God is in the bathroom

Some people think God is in the details,
but I have come to believe that God is in the bathroom. -Anne Lamott

Last Wednesday I was at church, and I got a little nervous about the meeting I was going to (I had never been to Wednesday night meetings before), so I ducked into the bathroom and prayed. While I was there, I thought about how many times over the years I have prayed in church bathrooms, and I thought about the quote above, and I laughed. Well, I laughed in my head, at least, because I didn’t want to suddenly become “the crazy lady laughing in the next stall.”

I think the church bathroom is a good place to pray because bathrooms are usually cool (temperature-wise), there’s a place to sit down, you get privacy, and you can stay there as long as you want. And there’s toilet paper if you feel the need to cry. Our old church had really cold bathrooms, which aren’t great when it means cold toilet seats on a January morning, but are nice when you’ve let stress make you feel overheated. Our current church has two different bathrooms that I alternate between – one with lots of stalls that’s more public (when you don’t want to wallow) and one that’s behind the fellowship hall that has a rockin’ mirror that makes me look tall. (In fact, I am not the only one who uses that bathroom just for the mirror. I often find a crowd in there on Sunday mornings, just admiring.)

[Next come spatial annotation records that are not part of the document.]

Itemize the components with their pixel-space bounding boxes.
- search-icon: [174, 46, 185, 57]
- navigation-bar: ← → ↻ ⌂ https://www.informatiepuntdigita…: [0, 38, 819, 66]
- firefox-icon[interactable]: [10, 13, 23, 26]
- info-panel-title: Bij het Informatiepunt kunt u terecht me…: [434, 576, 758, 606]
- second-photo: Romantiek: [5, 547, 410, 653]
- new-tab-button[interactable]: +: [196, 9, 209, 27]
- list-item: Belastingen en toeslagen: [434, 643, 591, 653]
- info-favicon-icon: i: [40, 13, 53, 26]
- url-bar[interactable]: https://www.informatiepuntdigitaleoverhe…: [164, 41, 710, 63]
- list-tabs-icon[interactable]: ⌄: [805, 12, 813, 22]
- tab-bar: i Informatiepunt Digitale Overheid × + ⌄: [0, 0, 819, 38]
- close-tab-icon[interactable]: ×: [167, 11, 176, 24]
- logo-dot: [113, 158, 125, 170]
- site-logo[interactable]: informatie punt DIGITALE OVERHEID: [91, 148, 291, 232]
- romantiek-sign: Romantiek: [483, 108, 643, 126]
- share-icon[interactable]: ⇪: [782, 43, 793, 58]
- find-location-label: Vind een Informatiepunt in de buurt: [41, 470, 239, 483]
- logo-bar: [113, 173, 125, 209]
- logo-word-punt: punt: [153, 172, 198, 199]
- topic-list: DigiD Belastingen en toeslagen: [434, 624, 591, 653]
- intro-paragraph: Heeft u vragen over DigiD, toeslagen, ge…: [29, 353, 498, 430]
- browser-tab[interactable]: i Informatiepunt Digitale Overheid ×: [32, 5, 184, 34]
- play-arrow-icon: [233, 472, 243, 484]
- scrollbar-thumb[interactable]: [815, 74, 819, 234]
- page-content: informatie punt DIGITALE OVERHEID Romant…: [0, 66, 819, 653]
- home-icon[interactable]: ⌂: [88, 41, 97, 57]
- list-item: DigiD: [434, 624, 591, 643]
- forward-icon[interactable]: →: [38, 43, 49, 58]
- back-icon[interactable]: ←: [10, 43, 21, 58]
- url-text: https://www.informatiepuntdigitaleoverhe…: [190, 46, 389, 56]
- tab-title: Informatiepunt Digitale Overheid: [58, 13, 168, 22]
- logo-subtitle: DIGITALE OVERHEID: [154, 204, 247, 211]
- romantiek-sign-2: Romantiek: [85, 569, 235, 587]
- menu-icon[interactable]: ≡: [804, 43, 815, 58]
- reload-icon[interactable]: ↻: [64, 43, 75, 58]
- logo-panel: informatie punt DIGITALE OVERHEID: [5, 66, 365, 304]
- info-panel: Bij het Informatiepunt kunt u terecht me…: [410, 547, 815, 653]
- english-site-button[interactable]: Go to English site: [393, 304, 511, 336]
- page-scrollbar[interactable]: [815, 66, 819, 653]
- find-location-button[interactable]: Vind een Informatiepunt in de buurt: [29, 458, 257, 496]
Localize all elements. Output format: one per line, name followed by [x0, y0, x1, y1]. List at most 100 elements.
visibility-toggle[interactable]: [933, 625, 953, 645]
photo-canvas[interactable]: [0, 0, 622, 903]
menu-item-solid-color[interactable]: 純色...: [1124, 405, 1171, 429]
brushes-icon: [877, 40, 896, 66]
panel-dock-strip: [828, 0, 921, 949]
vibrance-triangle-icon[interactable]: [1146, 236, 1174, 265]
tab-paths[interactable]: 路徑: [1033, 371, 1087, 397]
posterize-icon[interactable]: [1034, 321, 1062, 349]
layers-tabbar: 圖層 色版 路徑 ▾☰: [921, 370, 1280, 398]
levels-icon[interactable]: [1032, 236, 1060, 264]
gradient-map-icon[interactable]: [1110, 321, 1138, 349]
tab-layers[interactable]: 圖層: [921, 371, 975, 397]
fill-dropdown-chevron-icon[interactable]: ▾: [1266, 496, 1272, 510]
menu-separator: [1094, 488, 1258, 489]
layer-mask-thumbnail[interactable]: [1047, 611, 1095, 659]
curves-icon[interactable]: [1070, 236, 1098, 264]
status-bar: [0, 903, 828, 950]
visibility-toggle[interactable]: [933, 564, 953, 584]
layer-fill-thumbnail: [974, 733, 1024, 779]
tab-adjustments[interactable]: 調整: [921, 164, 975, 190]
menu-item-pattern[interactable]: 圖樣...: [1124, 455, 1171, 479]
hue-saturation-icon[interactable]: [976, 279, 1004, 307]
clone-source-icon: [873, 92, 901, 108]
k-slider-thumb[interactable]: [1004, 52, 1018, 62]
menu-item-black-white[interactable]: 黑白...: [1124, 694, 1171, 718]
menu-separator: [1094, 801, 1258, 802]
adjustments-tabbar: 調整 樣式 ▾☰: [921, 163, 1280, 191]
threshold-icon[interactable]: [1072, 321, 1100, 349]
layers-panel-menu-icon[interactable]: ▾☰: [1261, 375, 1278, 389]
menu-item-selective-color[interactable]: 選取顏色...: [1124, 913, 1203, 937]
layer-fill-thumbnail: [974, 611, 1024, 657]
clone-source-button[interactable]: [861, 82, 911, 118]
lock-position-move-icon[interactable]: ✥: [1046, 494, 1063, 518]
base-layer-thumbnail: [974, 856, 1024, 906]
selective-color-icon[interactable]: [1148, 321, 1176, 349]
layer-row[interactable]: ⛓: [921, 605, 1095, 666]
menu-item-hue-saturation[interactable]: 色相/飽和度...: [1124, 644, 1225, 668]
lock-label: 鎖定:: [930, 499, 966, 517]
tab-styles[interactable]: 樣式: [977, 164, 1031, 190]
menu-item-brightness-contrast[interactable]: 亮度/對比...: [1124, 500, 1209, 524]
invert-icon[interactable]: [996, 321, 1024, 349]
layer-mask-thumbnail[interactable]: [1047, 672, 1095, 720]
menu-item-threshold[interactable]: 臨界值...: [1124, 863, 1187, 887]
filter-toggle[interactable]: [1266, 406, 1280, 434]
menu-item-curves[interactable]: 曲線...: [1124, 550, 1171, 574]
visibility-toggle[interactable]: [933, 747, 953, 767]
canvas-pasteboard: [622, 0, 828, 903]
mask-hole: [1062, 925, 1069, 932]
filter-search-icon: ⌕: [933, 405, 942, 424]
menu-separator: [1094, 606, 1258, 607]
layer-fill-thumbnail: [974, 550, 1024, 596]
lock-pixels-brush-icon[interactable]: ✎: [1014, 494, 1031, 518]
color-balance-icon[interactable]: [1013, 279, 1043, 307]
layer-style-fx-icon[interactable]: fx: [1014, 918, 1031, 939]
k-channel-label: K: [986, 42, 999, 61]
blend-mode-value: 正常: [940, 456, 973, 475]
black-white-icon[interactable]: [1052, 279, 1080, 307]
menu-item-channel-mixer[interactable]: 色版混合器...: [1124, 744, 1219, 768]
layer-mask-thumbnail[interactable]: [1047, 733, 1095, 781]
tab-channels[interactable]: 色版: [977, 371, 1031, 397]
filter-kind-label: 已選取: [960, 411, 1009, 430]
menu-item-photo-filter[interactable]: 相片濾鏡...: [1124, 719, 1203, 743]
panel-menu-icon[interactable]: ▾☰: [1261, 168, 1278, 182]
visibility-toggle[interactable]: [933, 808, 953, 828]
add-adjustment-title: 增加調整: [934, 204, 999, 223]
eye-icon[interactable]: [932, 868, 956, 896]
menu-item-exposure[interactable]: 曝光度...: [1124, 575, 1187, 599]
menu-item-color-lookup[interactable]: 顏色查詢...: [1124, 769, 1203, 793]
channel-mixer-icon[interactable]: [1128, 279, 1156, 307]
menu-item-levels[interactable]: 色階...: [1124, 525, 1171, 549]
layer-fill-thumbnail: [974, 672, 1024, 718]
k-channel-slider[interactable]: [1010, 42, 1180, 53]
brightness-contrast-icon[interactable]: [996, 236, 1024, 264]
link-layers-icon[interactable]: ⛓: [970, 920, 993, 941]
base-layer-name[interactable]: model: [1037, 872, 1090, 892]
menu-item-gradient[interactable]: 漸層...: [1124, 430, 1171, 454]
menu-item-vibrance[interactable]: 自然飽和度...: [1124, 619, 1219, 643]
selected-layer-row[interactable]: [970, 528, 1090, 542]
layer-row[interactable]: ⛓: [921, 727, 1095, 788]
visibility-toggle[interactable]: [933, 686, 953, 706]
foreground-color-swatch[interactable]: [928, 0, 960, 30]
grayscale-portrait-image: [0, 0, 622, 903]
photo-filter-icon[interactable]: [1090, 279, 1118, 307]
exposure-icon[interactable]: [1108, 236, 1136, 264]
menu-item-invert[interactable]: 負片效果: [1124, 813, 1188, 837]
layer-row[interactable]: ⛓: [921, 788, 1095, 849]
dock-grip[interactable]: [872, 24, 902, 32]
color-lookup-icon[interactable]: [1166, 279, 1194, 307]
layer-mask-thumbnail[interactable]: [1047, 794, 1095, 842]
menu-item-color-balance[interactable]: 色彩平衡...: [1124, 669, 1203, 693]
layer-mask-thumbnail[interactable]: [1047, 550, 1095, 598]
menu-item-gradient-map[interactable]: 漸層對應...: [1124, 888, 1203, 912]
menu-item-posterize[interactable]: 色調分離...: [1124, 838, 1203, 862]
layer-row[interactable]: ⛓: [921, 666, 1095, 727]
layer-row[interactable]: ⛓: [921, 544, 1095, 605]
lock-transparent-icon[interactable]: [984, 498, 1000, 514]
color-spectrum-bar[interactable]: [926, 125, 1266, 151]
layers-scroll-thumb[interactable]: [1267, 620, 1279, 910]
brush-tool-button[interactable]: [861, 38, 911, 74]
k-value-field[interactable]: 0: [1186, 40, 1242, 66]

Besides all those practical reasons, I find church bathrooms to be one of the best places to pray because they make me stop for a minute and breathe. I sit down and breathe in the cool air and lean over until I can feel my heart pounding against my legs. I pray in the church bathroom because, despite how crazy it sounds, I have found God’s peace there too many times to ignore it. Away from the hustle and bustle of Sunday School and crowded hallways and friendly greetings (which are all good things), I find the silence I sometimes need to work out the things that God is stirring up in me, or to calm the things I’m allowing circumstances to stir up, or just snatch a minute to myself to prepare my heart for worship.

Last week I made a quick dash into the upstairs bathroom, the more public one, because I was feeling a bit overwhelmed and just needed a quick moment of prayer to myself. I sat in the stall, my eyes following the patterns of the tiles on the floor, and I thought, “I have been doing this a long time.” And that gave me courage to go to this meeting, despite the fact that it was new and I’d never done anything like it before.

I feel like I’ve been praying in church bathrooms my whole life. I remember doing it from the time I was very small, when I would lean over and look down at my shiny Mary Janes and ask God for whatever the big thing was in my life at the time. “Bless my family,” or, “Please let my daddy get better,” or, “Let mommy not worry about money.” And I would thank God for listening, because I knew he came everywhere with me, even if the bathroom wasn’t where you’d imagine that he might want to hang out. Even when my faith has been at its most strained and I wasn’t sure it would survive, I’d step into a bathroom and the very act of being there would make me breathe and pray, even if I was just saying, “Help,” and not really expecting an answer. Until last week, I had never thought about how much I depended on those moments in the stall by myself. Or not by myself, since God was there, in the women’s restroom, with me.